Fatherland takes place in 1964, in a very different Germany. The Reich has won World War II by playing it smarter on the Russian front and then coming to an arrangement with the United States. Don’t expect many details: Harris apparently thought it better to stay vague and not give any ammunition to overly critical readers. It’s not as if any of the counter-factual details are important anyway: the real intent of the novel in not to reimagine WW2 as much as it’s to explore what it would be like to live under a victorious Nazi regime.

As a “Nazi victorious” vision, it’s certainly more developed and interesting than, say, Len Deighton’s SS-GB, which laboured under the handicap of taking place too soon after the Nazi victory. Here, things have had time to change. The German population is living the life of imperial citizens and the centrepiece of this victorious Nazi Berlin is a trip through a rebuilt Grand Avenue, an imperial showcase in which the 80ft Brandenburg Gate is a mere architectural footnote when placed next to Hitler’s Palace, the 400ft Arch of Triumph, the 3 miles long Grand Avenue or the 1,000ft-tall Great Hall. It’s no accident if the hardcover’s flyleaf contains an illustration of the area, or if all of Chapter 3 is a guided tour of the area.

But before you start applauding Harris for this spectacular setting, keep in mind that the details of this imperial Berlin were set out in Albert Speer’s architectural plans. Fatherland is not a work of imagination as much as it’s a work of historical scholarship, a fact that becomes obvious once the curtain starts rising on the book’s biggest revelations.

Plot wise, Fatherland begins with the discovery of a body, a discovery that, in time-honoured noir tradition, will reveal bigger and darker secrets, leading SS investigator protagonist Xavier March straight to the secrets of the Nazi regime. This “secret” is all too familiar to us real-world readers, so don’t expect to be surprised by the story as much as be a witness to March’s own aghast surprise.

Hence lies, I believe, the crucial difference between genre readers and general readers when looking at Fatherland. For genre readers, living in a Nazi regime is a hook and (perhaps more importantly), a good jump-off point to other things: If SF writers have taken so well to alternate history, it’s because they can then play with “what if?” scenarios and develop them in ever-wilder speculations. Here, living in a Nazi regime is the big concept and the point of the novel; all else plays within the margins set out by this cadre. I imagine mainstream readers reading this and going “Wow, Nazi Germany victorious!”, but genre readers going “Nice… but is that all?”

It certainly doesn’t make Fatherland a bad book: The investigation proceeds at a decent pace, the characters are interesting (especially March’s own growing dissatisfaction) and the emotional punch of the novel does manage to wring some interest out of familiar elements. It succeeds very well in presenting a society that has integrated the banality of evil, and has even convinced itself of its righteousness despite a gaping blind spot in its recent history. Early twenty-first century readers may want to read the novel with an eye on imperial mechanics, and how a steady stream of far-away terrorism and dirty little wars on the empire’s outskirts are seen as good for “perpetual alertness”.
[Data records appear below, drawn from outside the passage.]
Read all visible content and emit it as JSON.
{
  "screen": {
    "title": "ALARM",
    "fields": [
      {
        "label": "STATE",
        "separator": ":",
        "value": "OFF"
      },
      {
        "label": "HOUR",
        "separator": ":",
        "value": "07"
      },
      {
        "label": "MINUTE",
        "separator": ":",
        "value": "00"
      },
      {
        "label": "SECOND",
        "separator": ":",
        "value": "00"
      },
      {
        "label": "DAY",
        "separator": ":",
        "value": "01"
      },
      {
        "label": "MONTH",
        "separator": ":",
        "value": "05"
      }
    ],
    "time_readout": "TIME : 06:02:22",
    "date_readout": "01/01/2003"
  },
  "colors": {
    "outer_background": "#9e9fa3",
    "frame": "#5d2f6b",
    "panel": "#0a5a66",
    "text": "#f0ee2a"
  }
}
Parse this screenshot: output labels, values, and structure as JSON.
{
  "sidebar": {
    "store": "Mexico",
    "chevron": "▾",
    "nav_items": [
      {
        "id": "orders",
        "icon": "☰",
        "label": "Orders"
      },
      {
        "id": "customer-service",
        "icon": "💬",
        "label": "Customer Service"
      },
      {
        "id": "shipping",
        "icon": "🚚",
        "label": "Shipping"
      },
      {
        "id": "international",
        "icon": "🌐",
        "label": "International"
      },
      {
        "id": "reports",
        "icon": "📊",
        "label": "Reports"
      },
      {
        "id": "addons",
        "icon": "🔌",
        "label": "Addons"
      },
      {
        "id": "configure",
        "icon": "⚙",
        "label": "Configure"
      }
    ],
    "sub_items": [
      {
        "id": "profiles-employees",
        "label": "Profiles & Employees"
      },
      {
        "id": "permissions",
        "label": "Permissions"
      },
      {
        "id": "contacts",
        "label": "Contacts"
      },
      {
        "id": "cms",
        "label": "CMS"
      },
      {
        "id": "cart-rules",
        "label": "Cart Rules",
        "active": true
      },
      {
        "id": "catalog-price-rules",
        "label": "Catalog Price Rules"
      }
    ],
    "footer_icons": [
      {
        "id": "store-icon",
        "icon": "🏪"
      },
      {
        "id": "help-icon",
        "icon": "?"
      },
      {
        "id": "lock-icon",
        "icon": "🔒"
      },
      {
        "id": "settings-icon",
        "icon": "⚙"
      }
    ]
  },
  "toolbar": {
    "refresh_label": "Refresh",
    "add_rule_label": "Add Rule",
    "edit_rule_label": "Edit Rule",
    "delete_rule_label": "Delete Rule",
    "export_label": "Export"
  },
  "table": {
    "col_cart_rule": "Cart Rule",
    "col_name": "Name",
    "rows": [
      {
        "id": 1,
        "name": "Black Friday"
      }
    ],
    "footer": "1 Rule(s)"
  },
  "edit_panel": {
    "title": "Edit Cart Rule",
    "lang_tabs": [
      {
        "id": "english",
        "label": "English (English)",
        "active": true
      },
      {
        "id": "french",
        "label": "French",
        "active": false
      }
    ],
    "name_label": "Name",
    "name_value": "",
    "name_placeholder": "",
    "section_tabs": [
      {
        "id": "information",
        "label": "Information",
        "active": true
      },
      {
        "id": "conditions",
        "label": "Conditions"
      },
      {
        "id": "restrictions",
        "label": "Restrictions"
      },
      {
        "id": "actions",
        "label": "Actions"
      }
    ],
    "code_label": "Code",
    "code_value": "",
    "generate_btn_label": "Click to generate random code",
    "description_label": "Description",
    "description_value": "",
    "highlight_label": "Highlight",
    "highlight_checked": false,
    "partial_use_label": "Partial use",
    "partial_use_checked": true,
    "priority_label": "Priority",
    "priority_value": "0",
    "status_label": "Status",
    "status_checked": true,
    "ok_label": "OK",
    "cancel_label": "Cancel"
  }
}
On strictly literary qualities, Fatherland delivers more than enough interest to keep you reading. It certainly has found an audience over the past twelve years: Made in a movie in 1994, Fatherland has sold well and earned Harris a steady place on the best-seller lists with every one of his three other novels so far (Including Enigma, reviewed earlier). While a bit basic for SF fans, it’s a strong fiction debut, a satisfying read and conceivably a good introduction to the whole alternate history sub-genre.